Des nouvelles pratiques ont-elles émergé ?

L’organisation globale a donc été revue, avec la réalisation de nouvelles tâches comme la désinfection régulière des différentes surfaces. Au-delà de nos missions principales de réduction des risques, nous avons également répondu aux besoins de première nécessité des personnes les plus précaires, en leur proposant des colis alimentaires préparés par nos soins. Cela a été grandement apprécié par les usagers, d’autant que de nombreux lieux d’accueil de jour ont fermé leurs portes à Strasbourg.
Ces différentes mesures ont nécessairement entraîné une baisse de l’activité in situ, avec une réduction des effectifs de l’équipe, au profit d’un déploiement d’actions « hors les murs » pour créer ou maintenir le lien avec des personnes sans-abri, confinées dans des nouveaux lieux d’hébergement hôteliers montés à la hâte.

Plus largement, comment l’association Ithaque s’organise-t-elle pendant cette période de crise ?

L’association Ithaque (pas uniquement la SCMR) intervient actuellement sous forme de permanences dans cinq lieux différents, y compris un centre destiné à accueillir des personnes sans-abri qui ont été testées positives au COVID. A la demande de l’ARS et de la DDCS, nous avons parfois été les premiers professionnels de santé à intervenir en attendant qu’une organisation plus aboutie se mette en place par les structures gestionnaires.
Le travail consiste à intervenir en appui des équipes sur place et autres partenaires sur les questions d’addictologie et de réduction des risques. Au-delà d’une formation de base autour des réflexes à adopter dans certaines situations (overdoses, AES, sevrage contraint…), nous avons participé à la réflexion sur la place des produits et des consommations dans ces nouveaux lieux, notamment autour de l’accès à l’alcool pendant le confinement.

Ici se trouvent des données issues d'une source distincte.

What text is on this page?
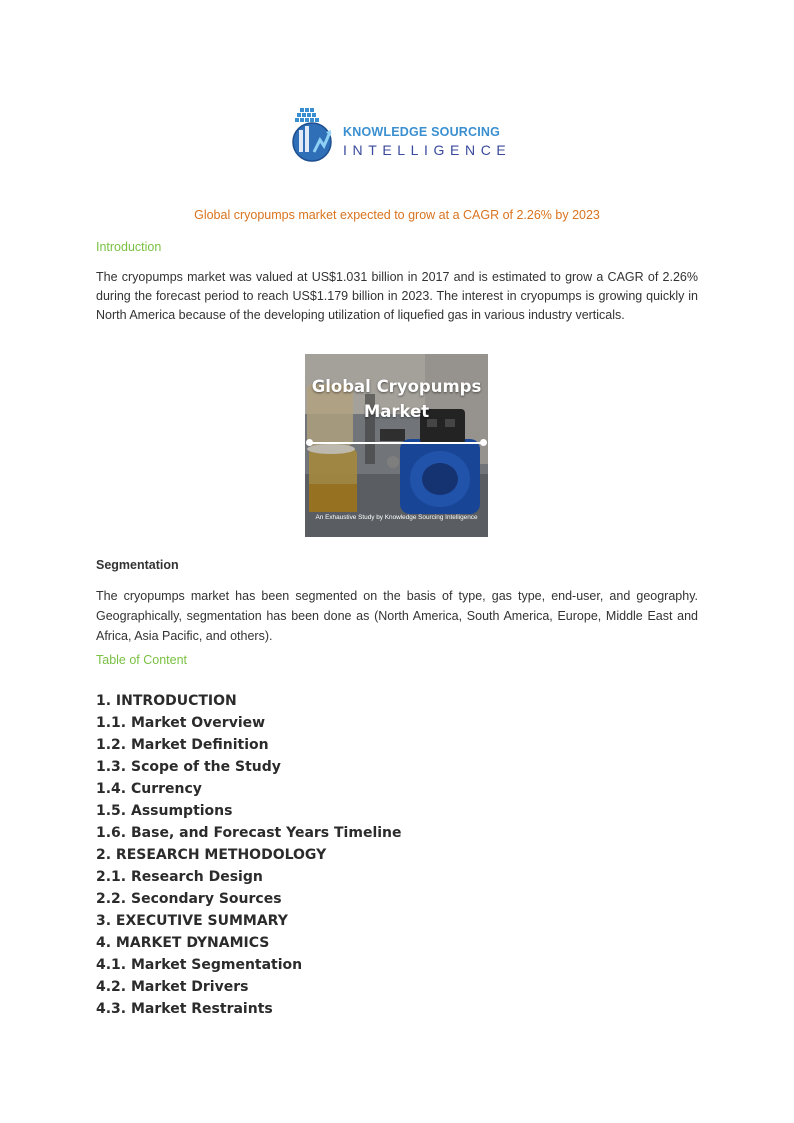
KNOWLEDGE SOURCING
INTELLIGENCE
Global cryopumps market expected to grow at a CAGR of 2.26% by 2023
Introduction
The cryopumps market was valued at US$1.031 billion in 2017 and is estimated to grow a CAGR of 2.26% during the forecast period to reach US$1.179 billion in 2023. The interest in cryopumps is growing quickly in North America because of the developing utilization of liquefied gas in various industry verticals.
Global Cryopumps
Market
An Exhaustive Study by Knowledge Sourcing Intelligence
Segmentation
The cryopumps market has been segmented on the basis of type, gas type, end-user, and geography. Geographically, segmentation has been done as (North America, South America, Europe, Middle East and Africa, Asia Pacific, and others).
Table of Content
1. INTRODUCTION
1.1. Market Overview
1.2. Market Definition
1.3. Scope of the Study
1.4. Currency
1.5. Assumptions
1.6. Base, and Forecast Years Timeline
2. RESEARCH METHODOLOGY
2.1. Research Design
2.2. Secondary Sources
3. EXECUTIVE SUMMARY
4. MARKET DYNAMICS
4.1. Market Segmentation
4.2. Market Drivers
4.3. Market Restraints
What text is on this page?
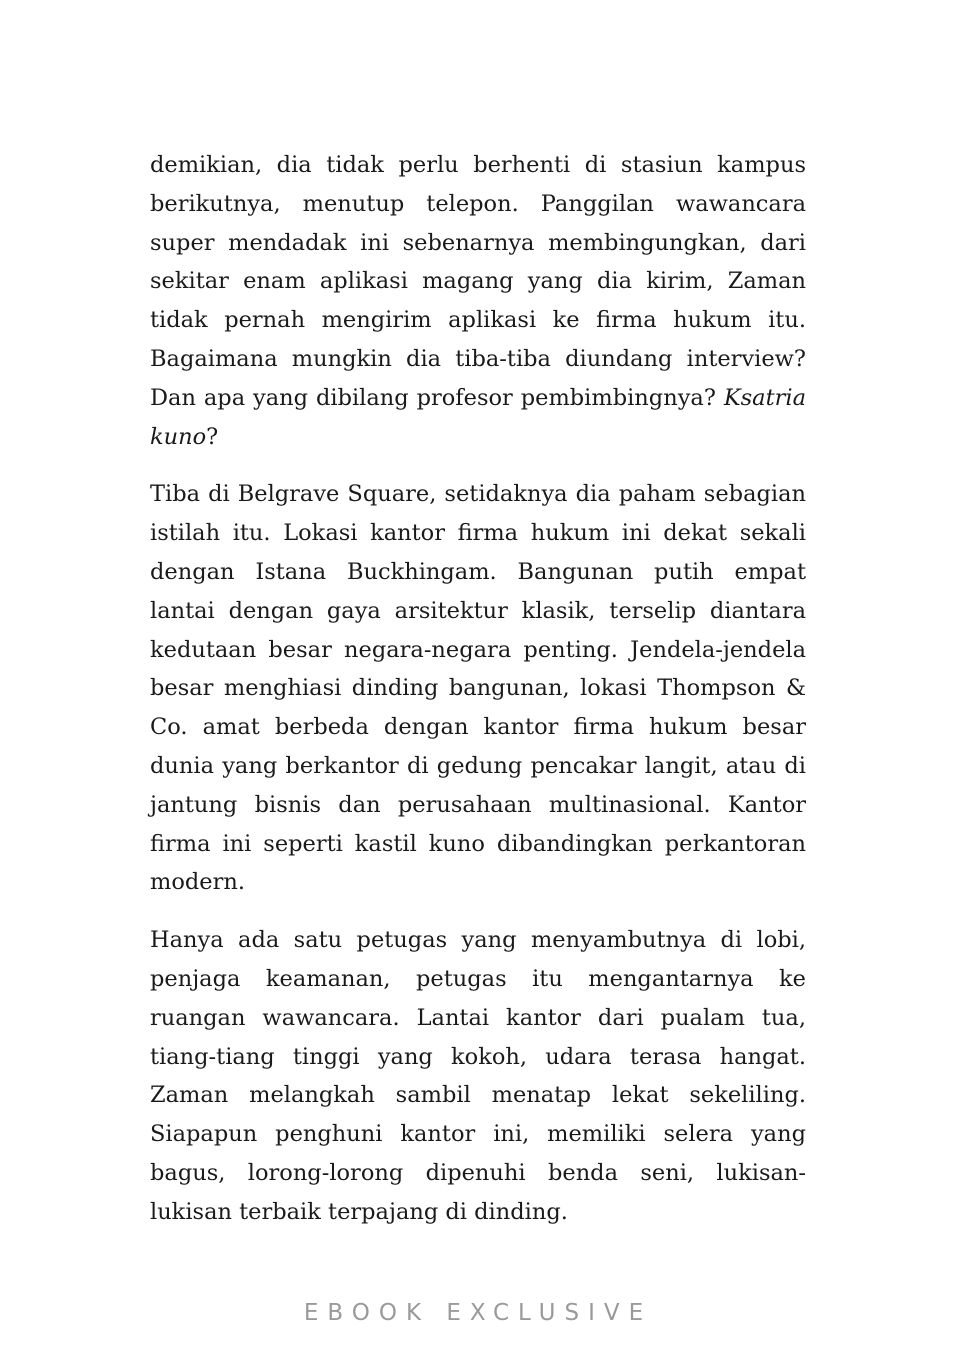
demikian, dia tidak perlu berhenti di stasiun kampus berikutnya, menutup telepon. Panggilan wawancara super mendadak ini sebenarnya membingungkan, dari sekitar enam aplikasi magang yang dia kirim, Zaman tidak pernah mengirim aplikasi ke firma hukum itu. Bagaimana mungkin dia tiba-tiba diundang interview? Dan apa yang dibilang profesor pembimbingnya? Ksatria kuno?

Tiba di Belgrave Square, setidaknya dia paham sebagian istilah itu. Lokasi kantor firma hukum ini dekat sekali dengan Istana Buckhingam. Bangunan putih empat lantai dengan gaya arsitektur klasik, terselip diantara kedutaan besar negara-negara penting. Jendela-jendela besar menghiasi dinding bangunan, lokasi Thompson & Co. amat berbeda dengan kantor firma hukum besar dunia yang berkantor di gedung pencakar langit, atau di jantung bisnis dan perusahaan multinasional. Kantor firma ini seperti kastil kuno dibandingkan perkantoran modern.

Hanya ada satu petugas yang menyambutnya di lobi, penjaga keamanan, petugas itu mengantarnya ke ruangan wawancara. Lantai kantor dari pualam tua, tiang-tiang tinggi yang kokoh, udara terasa hangat. Zaman melangkah sambil menatap lekat sekeliling. Siapapun penghuni kantor ini, memiliki selera yang bagus, lorong-lorong dipenuhi benda seni, lukisan-lukisan terbaik terpajang di dinding.

EBOOK EXCLUSIVE
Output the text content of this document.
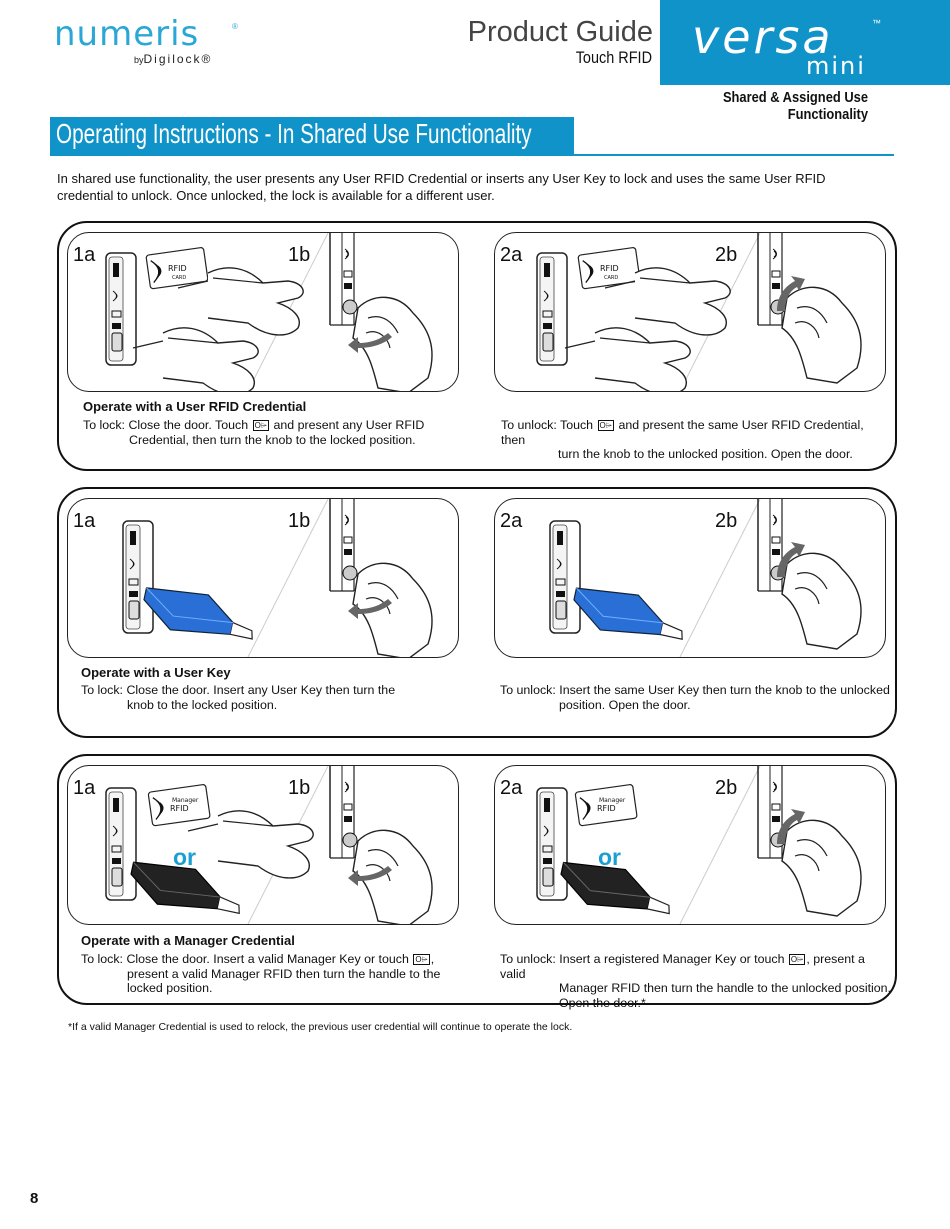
numeris	®
byDigilock®
Product Guide
Touch RFID versa	™
mini
Shared & Assigned Use Functionality
Operating Instructions - In Shared Use Functionality
In shared use functionality, the user presents any User RFID Credential or inserts any User Key to lock and uses the same User RFID credential to unlock. Once unlocked, the lock is available for a different user.
RFID
CARD
1a	1b
RFID
CARD
2a	2b
Operate with a User RFID Credential
To lock: Close the door. Touch O⌲ and present any User RFID
Credential, then turn the knob to the locked position.
To unlock: Touch O⌲ and present the same User RFID Credential, then
turn the knob to the unlocked position. Open the door.
1a	1b	2a	2b
Operate with a User Key
To lock: Close the door. Insert any User Key then turn the
knob to the locked position.
To unlock: Insert the same User Key then turn the knob to the unlocked
position. Open the door.
Manager
RFID
1a	1b
or
Manager
RFID
2a	2b
or
Operate with a Manager Credential
To lock: Close the door. Insert a valid Manager Key or touch O⌲ ,
present a valid Manager RFID then turn the handle to the
locked position.
To unlock: Insert a registered Manager Key or touch O⌲ , present a valid
Manager RFID then turn the handle to the unlocked position.
Open the door.*
*If a valid Manager Credential is used to relock, the previous user credential will continue to operate the lock.
8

L’objectif général consiste à rencontrer les personnes sur leurs lieux de vie, à mi-chemin entre travail de rue et consultation avancée, pour limiter les effets délétères du confinement et éviter d’ajouter des risques à ceux inhérents aux usages en temps habituel : prévention des surconsommations et overdoses, des sevrages contraints, des décompensations, des ruptures de traitement, accès facilité au matériel, orientations vers les partenaires…
Un temps suspendu, le travail de rue a repris de manière renforcée pour aller à la rencontre des plus isolés qui n’ont pas trouvé de solution d’hébergement.

Comment vous adaptez-vous au déconfinement ?

Depuis le déconfinement, nous reprenons progressivement notre activité avec un accent qui est mis sur les propositions d’entretiens individuels, toujours dans l’objectif de maintenir ou reprendre le lien avec des usagers qui ont grandement souffert de cet isolement, et pour éviter que leurs situations ne se dégradent davantage.
Les permanences d’accès aux droits et aux soins (médecin, travailleur social, psychiatre, psychologue) ont repris en présentiel, même si elles n’ont jamais cessé à distance.
Un poste supplémentaire est désormais accessible en espace de consommation. L’espace d’inhalation est à nouveau ouvert et permet d’accueillir un usager à la fois au lieu de quatre habituellement.

Nous réfléchissons déjà à la suite et à la manière d’ouvrir l’espace d’accueil, sur la base de nouvelles consignes qui vont certainement nous parvenir à partir du 2 juin.

Nous allons finaliser dans les semaines qui viennent notre projet d’hébergement adossé à la SCMR. Il vise à créer une structure d’hébergement médico-social située à proximité immédiate de la SCMR, et permet une interaction entre le volet hébergement et les compétences de réduction des risques et des dommages. L’accompagnement proposé dans ce lieu est ainsi construit dans une approche pragmatique s’adaptant aux pratiques et particularités du public accueilli, ce dernier aurait été bien utile pendant cette période de confinement. Les travaux ont repris et se termineront dans les semaines qui viennent, pour une ouverture, nous l’espérons, à la rentrée.